Notfall der Gesellschaft

Bundestag Die Wachstums-Enquete des Bundestags produziert vor allem Papier – und doch hätte dieser Debatten-Seismograf mehr Aufmerksamkeit verdient

Es ist ein Tag im Mai, im Berliner Paul-Löbe-Haus sitzen Männer in Anzügen im Kreis, ein paar Frauen sind auch darunter. Daniela Kolbe ist eine davon, 31 Jahre alt und SPD-Bundestagsabgeordnete. Dass die Physikerin der Öffentlichkeit weitgehend unbekannt ist, steht in einem gewissen Kontrast zu ihrer Aufgabe hier im Saal E 700: Die Schleizerin leitet die Parlamentskommission, die sich mit dem großen Ganzen beschäftigt – mit Ressourcenknappheit, Klimawandel, Wirtschaftskrisen, der Zukunft einer Lebensweise.

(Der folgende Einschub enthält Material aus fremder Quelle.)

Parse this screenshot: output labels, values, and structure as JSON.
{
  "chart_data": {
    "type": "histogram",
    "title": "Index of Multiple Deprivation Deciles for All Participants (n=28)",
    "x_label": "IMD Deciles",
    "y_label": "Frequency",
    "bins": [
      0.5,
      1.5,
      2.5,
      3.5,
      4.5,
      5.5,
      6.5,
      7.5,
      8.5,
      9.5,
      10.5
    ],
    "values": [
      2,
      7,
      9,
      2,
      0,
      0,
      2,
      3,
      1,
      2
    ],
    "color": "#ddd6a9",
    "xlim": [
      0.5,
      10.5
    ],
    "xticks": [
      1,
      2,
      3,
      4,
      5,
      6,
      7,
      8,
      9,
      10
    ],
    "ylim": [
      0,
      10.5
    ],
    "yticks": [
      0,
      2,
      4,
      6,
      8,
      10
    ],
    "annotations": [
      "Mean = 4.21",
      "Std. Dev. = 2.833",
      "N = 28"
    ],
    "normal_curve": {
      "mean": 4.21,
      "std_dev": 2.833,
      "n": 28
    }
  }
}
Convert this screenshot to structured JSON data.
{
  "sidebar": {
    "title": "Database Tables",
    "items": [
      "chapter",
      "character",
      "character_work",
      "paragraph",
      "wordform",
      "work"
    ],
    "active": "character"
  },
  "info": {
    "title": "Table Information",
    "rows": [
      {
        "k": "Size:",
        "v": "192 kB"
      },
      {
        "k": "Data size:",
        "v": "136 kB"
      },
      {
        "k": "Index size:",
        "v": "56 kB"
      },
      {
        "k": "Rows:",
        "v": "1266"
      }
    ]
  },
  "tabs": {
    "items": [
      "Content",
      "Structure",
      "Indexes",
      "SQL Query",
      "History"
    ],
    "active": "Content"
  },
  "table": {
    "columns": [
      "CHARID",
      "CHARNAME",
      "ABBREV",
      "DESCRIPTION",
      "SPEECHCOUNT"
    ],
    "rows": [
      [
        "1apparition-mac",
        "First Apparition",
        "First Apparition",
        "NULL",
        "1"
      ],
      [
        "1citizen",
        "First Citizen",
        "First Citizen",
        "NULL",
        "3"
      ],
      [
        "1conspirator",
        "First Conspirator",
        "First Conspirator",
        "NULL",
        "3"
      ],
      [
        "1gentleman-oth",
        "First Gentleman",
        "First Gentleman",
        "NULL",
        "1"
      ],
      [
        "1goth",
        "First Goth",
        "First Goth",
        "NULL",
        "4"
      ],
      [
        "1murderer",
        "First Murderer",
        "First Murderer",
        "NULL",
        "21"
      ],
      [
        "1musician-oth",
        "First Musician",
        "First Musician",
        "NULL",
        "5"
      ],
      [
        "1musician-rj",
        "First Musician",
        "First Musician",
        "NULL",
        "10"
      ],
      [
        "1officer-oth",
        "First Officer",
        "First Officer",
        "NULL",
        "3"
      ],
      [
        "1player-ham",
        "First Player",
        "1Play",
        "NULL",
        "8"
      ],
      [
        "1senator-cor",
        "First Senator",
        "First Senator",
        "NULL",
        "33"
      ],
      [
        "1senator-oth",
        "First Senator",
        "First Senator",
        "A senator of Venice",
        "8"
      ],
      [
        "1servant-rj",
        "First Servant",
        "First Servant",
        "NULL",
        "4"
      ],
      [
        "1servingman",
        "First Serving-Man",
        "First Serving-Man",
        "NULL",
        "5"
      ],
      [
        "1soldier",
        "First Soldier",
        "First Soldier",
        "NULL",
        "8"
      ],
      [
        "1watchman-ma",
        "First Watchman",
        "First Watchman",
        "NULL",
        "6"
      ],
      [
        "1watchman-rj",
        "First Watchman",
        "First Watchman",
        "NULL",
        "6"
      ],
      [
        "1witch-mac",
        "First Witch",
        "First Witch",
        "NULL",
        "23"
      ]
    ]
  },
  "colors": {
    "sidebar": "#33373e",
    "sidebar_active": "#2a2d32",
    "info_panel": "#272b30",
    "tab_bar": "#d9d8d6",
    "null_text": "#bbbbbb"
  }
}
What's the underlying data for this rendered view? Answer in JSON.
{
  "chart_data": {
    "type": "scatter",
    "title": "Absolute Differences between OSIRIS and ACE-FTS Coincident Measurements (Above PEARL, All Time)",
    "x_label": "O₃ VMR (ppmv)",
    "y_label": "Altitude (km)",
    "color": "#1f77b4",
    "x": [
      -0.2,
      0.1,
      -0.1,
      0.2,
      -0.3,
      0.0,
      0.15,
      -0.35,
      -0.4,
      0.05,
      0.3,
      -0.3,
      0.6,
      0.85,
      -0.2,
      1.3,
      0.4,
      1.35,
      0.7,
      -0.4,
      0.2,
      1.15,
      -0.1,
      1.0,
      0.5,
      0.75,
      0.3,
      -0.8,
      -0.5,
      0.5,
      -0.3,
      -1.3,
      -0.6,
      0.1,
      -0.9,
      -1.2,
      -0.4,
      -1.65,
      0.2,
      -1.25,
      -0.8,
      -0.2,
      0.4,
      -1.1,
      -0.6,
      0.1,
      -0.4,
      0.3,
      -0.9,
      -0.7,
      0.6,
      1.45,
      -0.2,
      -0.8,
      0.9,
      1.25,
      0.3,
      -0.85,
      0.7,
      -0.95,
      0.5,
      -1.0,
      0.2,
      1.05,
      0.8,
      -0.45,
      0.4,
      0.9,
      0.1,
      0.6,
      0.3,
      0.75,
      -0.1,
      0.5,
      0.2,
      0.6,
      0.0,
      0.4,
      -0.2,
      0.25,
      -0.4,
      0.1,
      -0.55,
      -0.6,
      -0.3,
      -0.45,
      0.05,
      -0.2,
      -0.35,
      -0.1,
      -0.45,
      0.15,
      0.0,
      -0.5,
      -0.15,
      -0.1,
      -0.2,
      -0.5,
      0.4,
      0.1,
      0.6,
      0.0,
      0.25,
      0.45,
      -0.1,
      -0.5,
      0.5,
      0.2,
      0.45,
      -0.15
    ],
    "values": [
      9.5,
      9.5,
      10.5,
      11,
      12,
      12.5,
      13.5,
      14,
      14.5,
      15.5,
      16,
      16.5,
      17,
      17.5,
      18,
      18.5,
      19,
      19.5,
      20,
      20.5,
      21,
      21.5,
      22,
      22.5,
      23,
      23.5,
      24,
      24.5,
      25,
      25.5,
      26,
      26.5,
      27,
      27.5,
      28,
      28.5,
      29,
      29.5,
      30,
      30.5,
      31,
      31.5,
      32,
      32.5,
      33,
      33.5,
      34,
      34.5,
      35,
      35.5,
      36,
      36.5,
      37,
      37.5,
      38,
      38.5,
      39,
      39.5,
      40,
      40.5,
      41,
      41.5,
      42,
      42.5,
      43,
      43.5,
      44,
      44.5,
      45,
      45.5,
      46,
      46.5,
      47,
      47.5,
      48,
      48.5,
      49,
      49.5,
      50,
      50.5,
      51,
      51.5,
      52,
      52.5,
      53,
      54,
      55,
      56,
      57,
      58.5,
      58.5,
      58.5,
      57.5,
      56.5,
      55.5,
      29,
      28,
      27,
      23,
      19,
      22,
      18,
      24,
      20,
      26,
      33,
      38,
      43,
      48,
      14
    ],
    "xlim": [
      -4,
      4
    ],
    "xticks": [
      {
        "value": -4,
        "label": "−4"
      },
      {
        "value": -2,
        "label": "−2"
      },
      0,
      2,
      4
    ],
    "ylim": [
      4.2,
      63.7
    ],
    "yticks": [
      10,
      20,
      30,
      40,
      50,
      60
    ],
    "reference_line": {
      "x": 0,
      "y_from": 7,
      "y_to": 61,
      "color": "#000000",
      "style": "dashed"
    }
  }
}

Kolbe ist Vorsitzende der Enquete „Wachstum, Wohlstand, Lebensqualität – Wege zu nachhaltigem Wirtschaften und gesellschaftlichem Fortschritt in der Sozialen Marktwirtschaft“. Der Bandwurmname soll den Bogen weit spannen, aber nicht zu weit. Die rote Linie, die das Nachdenken auf die „soziale Marktwirtschaft“ begrenzt, lässt sich aber auch als Ausdruck einer Verunsicherung verstehen. Ob der Ludwig Erhard‘sche Rahmen heute überhaupt noch „Wachstum, Wohlstand, Lebensqualität“ tragen kann, ist überhaupt nicht ausgemacht. Und das behauptet hier in dieser Kommission nicht nur die Linkspartei.

Die Enquete ist im Dezember vom Parlament eingesetzt worden. Sie soll 2013 ein Ergebnis vorlegen. Das ist ein langer Zeitraum in der Politik, und doch viel zu kurz, um alle Fragen zu beantworten. Wahrscheinlich schafft es das monatlich tagende Gremium nicht einmal, alle Fragen zu stellen. Und dass am Ende eine gemeinsame Antwort vorgelegt wird, ist eher unwahrscheinlich. „Ob das tatsächlich gelingt“, sagt die FDP-Abgeordnete Claudia Bögel, „muss sich erst noch zeigen.“ Auch Kommissionskollegin Stefanie Vogelsang von der CDU glaubt, dass es wegen „der politischen Gegensätze“ einen Schlussbericht mit Mehrheits- und Minderheitenvoten geben wird.

Es geht nicht nur um eine Messgröße

Differenzen zeigen sich nicht nur bei dem Thema, das in der Öffentlichkeit noch am ehesten mit der Enquete in Verbindung gebracht wird: die Suche nach einem neuen Wachstums-Indikator, einem, der nicht länger auf dem ökologischen, kulturellen und Gerechtigkeitsauge blind ist wie das Bruttoinlandspodukt. In der Kommission steht weit mehr zur Debatte als eine Messgröße. Es geht um Gesellschaftsentwürfe, um grundverschiedene Weltsichten. Mitunter hat es zum Beispiel etwas von Meinungszirkus, wenn die Fraktionen ihre Sachverständigen im Rund von Saal E 700 vortragen lassen. Wenn der konservative Wachstumsskeptiker Meinhard Miegel auf den linken Sozialwissenschaftler Ulrich Brandt trifft – und diesem geduldig dabei zugehört wird, wie er über die Dominanz der Tauschwertproduktion gegenüber dem Gebrauchswert doziert. Spannender als die meisten Aussprachen im Plenum ist es allemal.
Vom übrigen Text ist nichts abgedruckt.